On 17 November 2020, the NSW Treasurer announced proposed changes to stamp duty including an election by property purchasers to pay a smaller annual tax in lieu of a one-off up-front lump sum based on the value of the property. Stamp duty has become a major barrier to anyone saving for their first home or wanting to upgrade. It is a transaction-based tax paid on the transfer of land by the purchaser and levied on the sale price, which comprises the value of the land and buildings on the property.

Sydney’s current median property price is $1.15M. Currently, stamp duty on a $.15M purchase is a one-off up-front lump sum amount of $48,500. If implemented, the changes would allow a buyer to ‘opt-in’ to a new scheme where buyers would not have to pay anything up-front.

Once a property has been traded under the new scheme it would remain annually taxed for subsequent owners. Existing home-owners will not be affected until they buy another property.
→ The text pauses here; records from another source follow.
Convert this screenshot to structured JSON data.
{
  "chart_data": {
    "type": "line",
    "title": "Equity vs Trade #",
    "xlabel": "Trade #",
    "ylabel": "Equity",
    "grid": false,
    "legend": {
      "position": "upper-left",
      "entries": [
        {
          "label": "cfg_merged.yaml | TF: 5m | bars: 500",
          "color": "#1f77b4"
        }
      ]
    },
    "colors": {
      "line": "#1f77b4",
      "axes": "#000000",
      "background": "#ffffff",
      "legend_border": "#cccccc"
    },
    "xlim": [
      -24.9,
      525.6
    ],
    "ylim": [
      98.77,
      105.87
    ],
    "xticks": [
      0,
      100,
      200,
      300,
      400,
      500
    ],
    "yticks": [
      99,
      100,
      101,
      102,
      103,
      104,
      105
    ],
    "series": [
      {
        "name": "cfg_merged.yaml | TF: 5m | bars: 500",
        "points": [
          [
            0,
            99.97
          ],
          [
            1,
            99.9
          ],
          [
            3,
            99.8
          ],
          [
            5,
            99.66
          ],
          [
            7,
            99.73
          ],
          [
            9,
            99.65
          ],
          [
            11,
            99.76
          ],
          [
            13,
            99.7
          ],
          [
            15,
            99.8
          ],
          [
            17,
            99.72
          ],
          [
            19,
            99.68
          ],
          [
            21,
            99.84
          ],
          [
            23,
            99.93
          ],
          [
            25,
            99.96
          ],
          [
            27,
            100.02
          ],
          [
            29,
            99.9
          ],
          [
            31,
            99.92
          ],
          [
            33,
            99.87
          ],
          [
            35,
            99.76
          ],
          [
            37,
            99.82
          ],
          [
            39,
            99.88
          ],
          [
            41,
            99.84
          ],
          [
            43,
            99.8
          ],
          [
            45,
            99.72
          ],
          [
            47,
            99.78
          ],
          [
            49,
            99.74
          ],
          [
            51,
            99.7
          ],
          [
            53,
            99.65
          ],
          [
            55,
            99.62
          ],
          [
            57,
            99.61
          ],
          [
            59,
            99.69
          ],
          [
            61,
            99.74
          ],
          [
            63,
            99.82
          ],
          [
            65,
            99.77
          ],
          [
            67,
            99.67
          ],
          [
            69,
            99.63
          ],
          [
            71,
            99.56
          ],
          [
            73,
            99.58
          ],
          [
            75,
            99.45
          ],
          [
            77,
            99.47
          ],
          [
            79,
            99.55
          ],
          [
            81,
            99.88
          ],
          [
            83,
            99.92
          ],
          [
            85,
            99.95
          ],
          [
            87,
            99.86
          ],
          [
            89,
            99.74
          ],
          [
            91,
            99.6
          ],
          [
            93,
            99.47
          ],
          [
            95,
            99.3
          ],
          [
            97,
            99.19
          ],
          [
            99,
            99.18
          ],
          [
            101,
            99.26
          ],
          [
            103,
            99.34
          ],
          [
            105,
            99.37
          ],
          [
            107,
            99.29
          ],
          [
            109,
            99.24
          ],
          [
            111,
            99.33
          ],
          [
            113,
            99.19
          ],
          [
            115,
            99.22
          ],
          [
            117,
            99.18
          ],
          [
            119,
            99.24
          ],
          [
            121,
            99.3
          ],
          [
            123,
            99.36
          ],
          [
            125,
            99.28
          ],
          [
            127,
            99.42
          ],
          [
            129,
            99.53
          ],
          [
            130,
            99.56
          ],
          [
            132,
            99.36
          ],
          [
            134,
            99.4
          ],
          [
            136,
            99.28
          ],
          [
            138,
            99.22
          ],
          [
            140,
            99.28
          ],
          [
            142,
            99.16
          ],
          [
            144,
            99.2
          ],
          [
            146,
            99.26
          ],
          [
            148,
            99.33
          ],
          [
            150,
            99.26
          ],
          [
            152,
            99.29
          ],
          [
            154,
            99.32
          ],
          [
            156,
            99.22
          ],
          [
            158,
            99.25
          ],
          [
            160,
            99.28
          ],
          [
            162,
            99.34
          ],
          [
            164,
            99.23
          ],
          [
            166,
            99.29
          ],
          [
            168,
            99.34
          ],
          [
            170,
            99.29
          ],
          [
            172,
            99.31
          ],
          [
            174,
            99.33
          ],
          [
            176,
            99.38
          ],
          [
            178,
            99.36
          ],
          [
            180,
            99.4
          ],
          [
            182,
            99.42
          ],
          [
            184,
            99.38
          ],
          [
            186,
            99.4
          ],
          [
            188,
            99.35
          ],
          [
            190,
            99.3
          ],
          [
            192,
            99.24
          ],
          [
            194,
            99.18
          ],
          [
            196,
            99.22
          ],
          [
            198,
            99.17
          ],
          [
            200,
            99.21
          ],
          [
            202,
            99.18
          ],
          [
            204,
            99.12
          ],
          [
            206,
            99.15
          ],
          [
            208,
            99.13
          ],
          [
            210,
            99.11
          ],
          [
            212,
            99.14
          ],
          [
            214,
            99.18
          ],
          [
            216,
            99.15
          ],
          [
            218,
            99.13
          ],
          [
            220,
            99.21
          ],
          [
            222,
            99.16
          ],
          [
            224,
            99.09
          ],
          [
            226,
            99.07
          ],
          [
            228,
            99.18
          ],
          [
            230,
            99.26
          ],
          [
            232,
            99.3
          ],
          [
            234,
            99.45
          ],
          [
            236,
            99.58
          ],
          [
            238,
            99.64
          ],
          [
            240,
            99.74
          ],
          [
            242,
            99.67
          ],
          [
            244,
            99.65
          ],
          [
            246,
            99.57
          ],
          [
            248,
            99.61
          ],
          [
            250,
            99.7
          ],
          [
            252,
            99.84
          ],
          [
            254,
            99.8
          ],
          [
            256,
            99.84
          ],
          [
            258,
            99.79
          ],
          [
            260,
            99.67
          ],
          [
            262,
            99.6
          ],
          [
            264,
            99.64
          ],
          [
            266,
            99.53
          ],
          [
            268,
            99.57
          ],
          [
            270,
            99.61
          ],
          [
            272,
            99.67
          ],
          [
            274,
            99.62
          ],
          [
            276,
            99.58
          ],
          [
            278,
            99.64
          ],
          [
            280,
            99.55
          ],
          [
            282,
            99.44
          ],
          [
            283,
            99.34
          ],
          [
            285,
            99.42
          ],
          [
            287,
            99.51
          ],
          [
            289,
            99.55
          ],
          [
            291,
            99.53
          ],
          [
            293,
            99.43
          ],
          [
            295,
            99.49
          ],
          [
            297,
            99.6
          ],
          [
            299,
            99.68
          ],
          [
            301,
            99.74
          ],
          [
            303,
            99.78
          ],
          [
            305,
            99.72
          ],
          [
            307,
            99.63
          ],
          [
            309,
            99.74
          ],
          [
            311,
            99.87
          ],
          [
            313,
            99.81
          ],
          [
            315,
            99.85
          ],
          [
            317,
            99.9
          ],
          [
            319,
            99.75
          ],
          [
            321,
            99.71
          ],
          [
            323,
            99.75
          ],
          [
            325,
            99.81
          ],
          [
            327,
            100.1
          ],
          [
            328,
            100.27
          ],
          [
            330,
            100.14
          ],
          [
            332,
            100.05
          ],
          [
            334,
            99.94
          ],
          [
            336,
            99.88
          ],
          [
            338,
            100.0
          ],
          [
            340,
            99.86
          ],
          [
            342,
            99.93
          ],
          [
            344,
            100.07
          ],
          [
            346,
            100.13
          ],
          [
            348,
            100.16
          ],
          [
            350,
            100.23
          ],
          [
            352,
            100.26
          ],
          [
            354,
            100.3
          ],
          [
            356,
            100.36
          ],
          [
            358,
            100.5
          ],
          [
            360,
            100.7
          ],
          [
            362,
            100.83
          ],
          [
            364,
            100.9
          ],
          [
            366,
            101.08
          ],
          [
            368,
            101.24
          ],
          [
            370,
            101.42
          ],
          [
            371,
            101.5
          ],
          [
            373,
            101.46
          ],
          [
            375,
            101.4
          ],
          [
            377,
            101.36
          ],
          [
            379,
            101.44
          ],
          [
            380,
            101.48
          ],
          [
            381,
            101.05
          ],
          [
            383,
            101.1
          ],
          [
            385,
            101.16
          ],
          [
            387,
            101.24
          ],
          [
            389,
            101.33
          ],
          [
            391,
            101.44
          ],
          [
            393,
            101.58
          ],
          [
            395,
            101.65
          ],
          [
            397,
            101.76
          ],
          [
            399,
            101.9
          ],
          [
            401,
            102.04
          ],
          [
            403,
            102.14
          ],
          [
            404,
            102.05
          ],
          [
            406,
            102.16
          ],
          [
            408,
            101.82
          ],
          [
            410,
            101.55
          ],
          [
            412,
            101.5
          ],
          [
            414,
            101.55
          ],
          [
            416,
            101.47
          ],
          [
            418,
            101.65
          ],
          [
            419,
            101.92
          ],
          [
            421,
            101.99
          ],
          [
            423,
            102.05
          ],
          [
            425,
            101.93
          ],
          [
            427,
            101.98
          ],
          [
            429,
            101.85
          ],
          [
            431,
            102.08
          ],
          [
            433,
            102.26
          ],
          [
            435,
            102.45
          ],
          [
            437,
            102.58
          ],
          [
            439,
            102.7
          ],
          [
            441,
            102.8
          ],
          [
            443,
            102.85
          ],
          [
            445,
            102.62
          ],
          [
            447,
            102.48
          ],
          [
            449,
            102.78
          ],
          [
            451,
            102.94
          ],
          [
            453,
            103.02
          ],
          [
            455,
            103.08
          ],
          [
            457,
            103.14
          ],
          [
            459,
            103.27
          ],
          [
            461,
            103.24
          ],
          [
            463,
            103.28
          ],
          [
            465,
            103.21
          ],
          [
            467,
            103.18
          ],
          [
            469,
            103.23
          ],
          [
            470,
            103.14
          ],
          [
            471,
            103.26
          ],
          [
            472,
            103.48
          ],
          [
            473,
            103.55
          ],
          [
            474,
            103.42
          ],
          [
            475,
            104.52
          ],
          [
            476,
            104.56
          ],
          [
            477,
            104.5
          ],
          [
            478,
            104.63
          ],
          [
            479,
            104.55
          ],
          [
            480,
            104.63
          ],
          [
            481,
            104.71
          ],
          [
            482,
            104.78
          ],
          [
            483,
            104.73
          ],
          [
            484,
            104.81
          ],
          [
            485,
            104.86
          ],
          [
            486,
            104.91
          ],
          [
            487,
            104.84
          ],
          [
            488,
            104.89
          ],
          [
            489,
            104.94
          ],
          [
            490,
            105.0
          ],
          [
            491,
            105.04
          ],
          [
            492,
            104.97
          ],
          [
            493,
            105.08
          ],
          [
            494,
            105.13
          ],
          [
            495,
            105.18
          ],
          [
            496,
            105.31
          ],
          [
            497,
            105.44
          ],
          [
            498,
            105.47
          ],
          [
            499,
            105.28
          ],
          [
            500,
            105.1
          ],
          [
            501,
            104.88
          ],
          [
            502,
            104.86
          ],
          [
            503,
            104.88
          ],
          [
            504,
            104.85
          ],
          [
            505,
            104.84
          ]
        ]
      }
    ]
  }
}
It is proposed that the new annual property tax would consist of a fixed annual rate of $500 plus 0.3% of the unimproved value of the land. This approach is broadly in line with how council rates are calculated. If a buyer opts in for the new annual property tax, then keeping with the same Sydney median property price example, a home-owner would pay about $2,230 annually. That amount would increase with indexation over time.

The fixed annual rate of $500 and 0.3% of the unimproved value of the land would be the rate applicable to residential land that is owner occupied and land that is used primarily for agricultural purposes. A higher rate would apply to residential housing investors and a higher rate again would apply to commercial and industrial property investors.

The new property tax will replace the existing land tax which is levied on properties (other than your principal place of residence) valued above a certain threshold which is currently $734,000.

Under the changes, it is projected that stamp duty will be completely phased out by 2050.